If your data and time REALLY matters to you…

pegasus

Last week I had a hard disk crash.  If you’ve had a hard disk crash you may know it can take a day or two to get things up and running again, a day or two that I didn’t have.  I was flat our trying to get away on holidays before Christmas. Thankfully, I have a Promise Pegasus RAID array, and I can’t believe how great it was. I was up and running again in 30 seconds – I kid you not!  This article describes how it works for those who might be interested.

Back in August 2011 I purchased a Pegasus Promise 4 bay external RAID array. It set me back almost $1000.  It seemed like a lot to spend on a hard drive enclosure.  But I had just downgraded from a Mac Pro to a Mac Mini, and at the same time I switched across to a Pegasus RAID for my storage.  I figured that the speed improvement of running 4 drives as a RAID might make up for the Mac Pro. And to some extent it did.

RAID is the technical term where you have a number of hard disks running in parallel, and the computer sees them as one. This can, depending on how it is set up, give you a huge speed boost as well as better reliability. On one extreme, you could run the 4 drives to store 4 times the data and 4 times the read speed (because the controller spreads one file out over the 4 drives, and then reads from the 4 drives in parallel, so that the data is coming in 4 times faster!  On the other hand you could duplicate the same information of all 4 drives, like having 3 backups. RAID is more complex than this, but that’s the rough principle.

Out of the box the Pegasus RAID runs as what is called RAID 5.  (This describes RAID 5.) This means it takes the 4x 1GB drives and makes them into 1 drive of 3GB. There is a spare GB in there. This lost GB is spread across the drives so that if any one of the drives fails, no data is lost.

The Pegasus unit takes 4 drives.  I put 4x 1TB drives in my Pegasus unit.  There is 4GB worth of hard drives, but the computer only sees 3GB of disk space. This 3GB is spread across the hard disks in such a way that if any one hard disk fails, the other 3 hard disks contain all 3GB of my computers data.

So if hard disk 1 fails, disks 2,3&4 have all my data. If disk 2 fails, Disks 1,3&4 have all my data. If disk 3 fails, disks 1,2&4 have all my data. And if disk 4 fails, disks 1,2&3 have all my data. This is clever, the RAID controller takes care of it all automatically.

What it looks like in practice.

In practice you turn on the drive, and it works like any other hard drive.

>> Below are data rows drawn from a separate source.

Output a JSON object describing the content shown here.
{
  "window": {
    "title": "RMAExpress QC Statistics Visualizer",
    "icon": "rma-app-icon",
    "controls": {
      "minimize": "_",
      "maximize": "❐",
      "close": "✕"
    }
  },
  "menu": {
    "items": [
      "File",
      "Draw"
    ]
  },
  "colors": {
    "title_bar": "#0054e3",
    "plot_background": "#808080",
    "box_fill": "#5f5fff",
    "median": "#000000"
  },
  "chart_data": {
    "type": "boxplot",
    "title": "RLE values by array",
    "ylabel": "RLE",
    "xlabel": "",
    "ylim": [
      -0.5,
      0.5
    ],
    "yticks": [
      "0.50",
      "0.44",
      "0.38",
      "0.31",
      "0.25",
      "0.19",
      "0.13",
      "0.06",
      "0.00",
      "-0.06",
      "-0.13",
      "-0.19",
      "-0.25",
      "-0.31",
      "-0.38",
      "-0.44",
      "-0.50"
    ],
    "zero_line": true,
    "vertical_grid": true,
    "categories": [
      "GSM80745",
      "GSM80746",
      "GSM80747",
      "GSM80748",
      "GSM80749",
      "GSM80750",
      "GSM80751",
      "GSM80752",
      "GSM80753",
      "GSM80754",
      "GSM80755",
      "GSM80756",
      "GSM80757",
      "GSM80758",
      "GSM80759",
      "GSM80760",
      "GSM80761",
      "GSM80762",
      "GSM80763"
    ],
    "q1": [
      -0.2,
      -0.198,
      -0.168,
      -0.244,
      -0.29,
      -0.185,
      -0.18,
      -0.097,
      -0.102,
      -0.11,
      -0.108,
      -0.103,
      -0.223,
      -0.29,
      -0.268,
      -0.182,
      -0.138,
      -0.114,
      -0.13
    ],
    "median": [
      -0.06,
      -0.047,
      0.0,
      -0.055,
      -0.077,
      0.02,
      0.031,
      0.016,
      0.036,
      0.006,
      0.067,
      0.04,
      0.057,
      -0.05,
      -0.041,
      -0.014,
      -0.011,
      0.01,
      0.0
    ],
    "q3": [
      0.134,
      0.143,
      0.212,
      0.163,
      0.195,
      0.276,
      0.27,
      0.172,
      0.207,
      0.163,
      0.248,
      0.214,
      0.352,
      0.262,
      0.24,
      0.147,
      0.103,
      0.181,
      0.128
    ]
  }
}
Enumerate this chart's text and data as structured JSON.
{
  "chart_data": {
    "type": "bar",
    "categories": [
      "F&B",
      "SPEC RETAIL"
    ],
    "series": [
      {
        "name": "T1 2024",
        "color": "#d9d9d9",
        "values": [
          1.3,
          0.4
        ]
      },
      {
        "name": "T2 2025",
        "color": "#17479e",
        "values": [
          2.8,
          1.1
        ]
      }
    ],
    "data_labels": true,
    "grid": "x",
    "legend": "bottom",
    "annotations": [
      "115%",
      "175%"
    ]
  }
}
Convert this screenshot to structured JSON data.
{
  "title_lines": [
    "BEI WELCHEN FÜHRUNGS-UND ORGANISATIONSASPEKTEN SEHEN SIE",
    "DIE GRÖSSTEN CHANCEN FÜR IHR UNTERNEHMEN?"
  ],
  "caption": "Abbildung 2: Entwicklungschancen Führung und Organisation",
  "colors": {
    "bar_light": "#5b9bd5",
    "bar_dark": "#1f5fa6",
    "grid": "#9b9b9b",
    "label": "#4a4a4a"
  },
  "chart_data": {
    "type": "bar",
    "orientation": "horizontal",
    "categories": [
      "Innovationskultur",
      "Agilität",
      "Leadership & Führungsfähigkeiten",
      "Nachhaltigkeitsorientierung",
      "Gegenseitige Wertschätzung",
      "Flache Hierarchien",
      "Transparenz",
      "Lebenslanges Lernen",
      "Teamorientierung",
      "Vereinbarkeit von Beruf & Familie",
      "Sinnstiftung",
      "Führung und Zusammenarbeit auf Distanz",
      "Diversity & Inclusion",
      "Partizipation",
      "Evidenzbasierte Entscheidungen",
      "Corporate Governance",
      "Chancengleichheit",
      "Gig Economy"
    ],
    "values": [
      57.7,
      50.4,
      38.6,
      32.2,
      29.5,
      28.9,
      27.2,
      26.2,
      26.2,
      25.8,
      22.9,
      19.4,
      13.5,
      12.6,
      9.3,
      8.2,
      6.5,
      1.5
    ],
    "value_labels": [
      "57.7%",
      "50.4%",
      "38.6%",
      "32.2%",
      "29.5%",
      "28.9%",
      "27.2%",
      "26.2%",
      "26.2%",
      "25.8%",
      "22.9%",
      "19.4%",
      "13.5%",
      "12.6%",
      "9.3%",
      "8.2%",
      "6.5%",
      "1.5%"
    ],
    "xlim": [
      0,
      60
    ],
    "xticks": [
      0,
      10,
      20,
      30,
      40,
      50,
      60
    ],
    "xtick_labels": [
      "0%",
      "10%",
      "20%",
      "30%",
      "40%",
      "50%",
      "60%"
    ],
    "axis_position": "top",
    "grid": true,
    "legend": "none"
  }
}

You wouldn’t know it was there, except that it’s a bit faster.

But, here i am 4 years later writing about it, because when one of my drives actually failed, it was amazing to have the RAID kick in.

Last week, my computer froze, and my pegasus unit started beeping, and one light went red to show that the top drive had failed.

pegasus fault
Red light at the top shows the top drive has failed.

All I had to do was eject the top drive, and restart my computer and it automatically started running from the bottom 3 drives alone. All my files were there, even the one I was working on when it crashed. My computer was perfectly normal! You would not have known anything happened. (Except that there was a beeping from my Pegasus unit to let me know there was a problem – one of the drives was missing!)

Of course, I was now running off 3 drives so if one of those went down I was in trouble. So the first thing I did was a backup of my computer.

To get my RAID system up and running again I had to go and buy a new 1TB hard disk from Officeworks, put it in the top slot, and ‘rebuild’ it. This was mostly automatic, but I did have to tell the unit to start the process. I had to open my Promise Utility, click  ‘Physical Drive Settings’ and click the radio button that said ‘unconfigured.’ Then I had to go to Disk Array and select ‘Rebuild’.

The Pegasus unit then took about 2-3 hours to rebuild my 4th drive from the existing 3 drives. It copied all the data it needed from the other 3 drives. While all this was happening I could still use my computer. The rebuild happened in the background – I could still open and save files!

When it finished, I had all my drives working again with blue lights.

Out of all the backup and hard drive solutions I have come across this is by far the best.

Now the Pegasus unit costs a lot, in Australia it’s over $2299 from the Apple Store.

On Amazon they go for around $1300.

I purchased my Pegasus unit from Other World Computing, but I just checked and they no longer sell them. They do sell their own external drive array for $399. I have never tried one of these, but it might be a good solution if you can’t afford a Pegasus.